On 2013’s Nepenthe, the relatively lo-fi production of her debut was subtly sidelined in favour of a less airy, less fragile, paradoxically deeper sound. There was even the occasional decipherable lyric among the ethereal, wordless vocalising. 2016’s Will saw the trend continue with greater electronic representation and a discreet foregrounding of new sonic elements. New album Healing Is A Miracle is her most evolved and ambitious album yet (and first released on the Ninja Tune label) and also sees her work with a trio of similarly disposed artists to elevate it to a higher level. The title comes from Barwick finding amazement in some of life’s often overlooked details, specifically the human body’s ability for self-healing and these humble, self-contained ideas feel curiously well-matched to her music.

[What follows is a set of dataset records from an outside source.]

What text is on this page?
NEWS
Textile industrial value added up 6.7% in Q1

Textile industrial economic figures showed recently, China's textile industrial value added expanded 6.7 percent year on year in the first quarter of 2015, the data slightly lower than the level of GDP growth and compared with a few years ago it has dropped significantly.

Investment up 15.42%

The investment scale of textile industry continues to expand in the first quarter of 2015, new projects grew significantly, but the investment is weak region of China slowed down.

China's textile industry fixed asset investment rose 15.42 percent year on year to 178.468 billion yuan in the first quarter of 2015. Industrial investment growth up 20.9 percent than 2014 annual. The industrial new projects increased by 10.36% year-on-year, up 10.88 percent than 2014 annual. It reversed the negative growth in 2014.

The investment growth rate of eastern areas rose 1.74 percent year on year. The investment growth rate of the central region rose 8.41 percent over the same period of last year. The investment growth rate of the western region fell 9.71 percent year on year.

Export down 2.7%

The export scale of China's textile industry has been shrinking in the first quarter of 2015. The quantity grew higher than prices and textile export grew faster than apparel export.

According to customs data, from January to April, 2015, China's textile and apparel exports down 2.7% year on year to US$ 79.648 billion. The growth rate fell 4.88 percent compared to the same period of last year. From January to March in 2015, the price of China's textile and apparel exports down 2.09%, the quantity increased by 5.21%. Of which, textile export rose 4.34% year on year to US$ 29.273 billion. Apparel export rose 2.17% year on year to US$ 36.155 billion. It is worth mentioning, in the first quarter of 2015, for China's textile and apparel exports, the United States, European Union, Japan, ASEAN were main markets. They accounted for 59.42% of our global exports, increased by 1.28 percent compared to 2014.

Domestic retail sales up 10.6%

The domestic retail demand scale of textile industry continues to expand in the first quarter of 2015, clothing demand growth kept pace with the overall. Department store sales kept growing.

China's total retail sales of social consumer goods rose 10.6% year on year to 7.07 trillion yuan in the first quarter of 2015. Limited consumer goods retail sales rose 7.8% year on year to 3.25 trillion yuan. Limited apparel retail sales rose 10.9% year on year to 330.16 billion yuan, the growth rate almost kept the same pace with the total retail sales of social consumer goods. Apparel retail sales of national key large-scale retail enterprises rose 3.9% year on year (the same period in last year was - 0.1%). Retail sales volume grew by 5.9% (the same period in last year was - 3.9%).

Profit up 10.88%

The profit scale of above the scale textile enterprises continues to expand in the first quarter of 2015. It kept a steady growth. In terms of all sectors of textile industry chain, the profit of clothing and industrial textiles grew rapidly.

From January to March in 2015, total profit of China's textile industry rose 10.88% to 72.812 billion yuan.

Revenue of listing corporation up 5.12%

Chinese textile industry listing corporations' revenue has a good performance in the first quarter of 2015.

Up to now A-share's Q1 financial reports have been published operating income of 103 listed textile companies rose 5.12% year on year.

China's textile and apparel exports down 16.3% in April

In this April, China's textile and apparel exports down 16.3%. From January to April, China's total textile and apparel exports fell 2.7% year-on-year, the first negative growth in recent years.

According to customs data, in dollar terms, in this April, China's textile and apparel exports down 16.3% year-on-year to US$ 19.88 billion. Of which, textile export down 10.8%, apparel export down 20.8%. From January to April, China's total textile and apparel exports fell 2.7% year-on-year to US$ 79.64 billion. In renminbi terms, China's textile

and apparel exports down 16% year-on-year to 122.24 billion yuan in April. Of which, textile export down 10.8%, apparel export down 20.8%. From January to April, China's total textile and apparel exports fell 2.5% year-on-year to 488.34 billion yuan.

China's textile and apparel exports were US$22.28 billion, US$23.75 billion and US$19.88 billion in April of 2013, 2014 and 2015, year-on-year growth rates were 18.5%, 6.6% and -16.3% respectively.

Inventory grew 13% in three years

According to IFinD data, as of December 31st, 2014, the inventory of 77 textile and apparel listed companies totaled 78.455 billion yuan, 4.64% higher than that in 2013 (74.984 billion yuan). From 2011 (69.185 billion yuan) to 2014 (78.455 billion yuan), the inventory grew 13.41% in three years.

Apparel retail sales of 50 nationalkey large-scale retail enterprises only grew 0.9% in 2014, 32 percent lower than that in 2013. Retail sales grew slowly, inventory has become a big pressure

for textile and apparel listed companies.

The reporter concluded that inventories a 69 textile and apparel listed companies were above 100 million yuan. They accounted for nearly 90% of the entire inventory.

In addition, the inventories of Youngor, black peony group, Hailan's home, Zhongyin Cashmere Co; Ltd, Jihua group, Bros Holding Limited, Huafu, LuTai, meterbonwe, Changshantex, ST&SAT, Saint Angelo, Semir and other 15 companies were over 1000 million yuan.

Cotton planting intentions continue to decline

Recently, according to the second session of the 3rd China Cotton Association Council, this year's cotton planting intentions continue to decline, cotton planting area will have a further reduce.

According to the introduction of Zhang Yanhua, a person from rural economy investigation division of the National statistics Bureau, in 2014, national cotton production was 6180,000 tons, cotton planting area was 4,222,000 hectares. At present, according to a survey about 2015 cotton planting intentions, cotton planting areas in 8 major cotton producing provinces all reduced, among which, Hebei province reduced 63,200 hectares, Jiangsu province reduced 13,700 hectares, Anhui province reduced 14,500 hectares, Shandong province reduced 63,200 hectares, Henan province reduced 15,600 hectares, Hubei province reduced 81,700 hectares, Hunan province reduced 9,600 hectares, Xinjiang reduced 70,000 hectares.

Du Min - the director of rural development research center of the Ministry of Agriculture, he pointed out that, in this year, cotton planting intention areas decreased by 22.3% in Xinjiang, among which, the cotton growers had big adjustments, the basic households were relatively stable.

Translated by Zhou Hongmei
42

Inspirit is a traditional Barwick album opener in many ways, minimal yet cathedral-like and evoking imagery of clouds parting for oncoming beams of light. Mary Lattimore contributes harp to Oh, Memory, dispersing it over the track like a fine, iridescent powder. Barwick’s association with Jónsi dates back to when she visited Iceland to record Nepenthe and on In Light their vocals soar and flit, combining to stunning effect. It’s like watching distant musical siblings being reunited after years of being apart, as emotional floodgates are opened. Even more remarkable are the quasi-mechanical cycles that softly crunch away in the background.
Safe is the album’s wonder-inspiring centrepiece, very much the stop-you-in-your-tracks moment. A feeling of cleansing purity settles over the piece as Barwick’s repeated vocal gradually grows, transitions and fades. It feels like the sound of psychological slates being erased, like experiencing the feeling of comfort that comes with returning to familiar surroundings. Elsewhere, the title track manages to recall both the watery sadness of Grouper and the emotive humanity of Eluvium. Flowers meanwhile pits wavering electronic foundations against her skybound vocals, resulting in an unexpected dark tension. Wishing Well offers restorative calm however before she combines with fellow Los Angeles resident Nosaj Thing on closing track Nod.

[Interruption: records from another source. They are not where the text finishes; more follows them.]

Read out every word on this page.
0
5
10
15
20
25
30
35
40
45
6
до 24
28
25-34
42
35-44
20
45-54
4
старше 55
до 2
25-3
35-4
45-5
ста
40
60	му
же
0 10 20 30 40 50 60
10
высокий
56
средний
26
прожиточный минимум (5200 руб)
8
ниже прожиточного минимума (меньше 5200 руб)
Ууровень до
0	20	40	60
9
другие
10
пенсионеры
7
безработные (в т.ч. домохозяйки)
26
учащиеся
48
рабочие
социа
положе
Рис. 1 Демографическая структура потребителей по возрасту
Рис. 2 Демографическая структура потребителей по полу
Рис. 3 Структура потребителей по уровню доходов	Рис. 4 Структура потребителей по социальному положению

Healing Is A Miracle is the sound of an artist gently and creatively exploring new ways to progress her music without sacrificing any of the crystalline, deceptively powerful identity she’s built up over the years. Barwick’s music has always had a strong healing element to it but, arguably at the very moment where we need it most, she has delivered her most soothing and assuaging set of songs to date, music to help re-establish personal harmony and emotional equilibrium.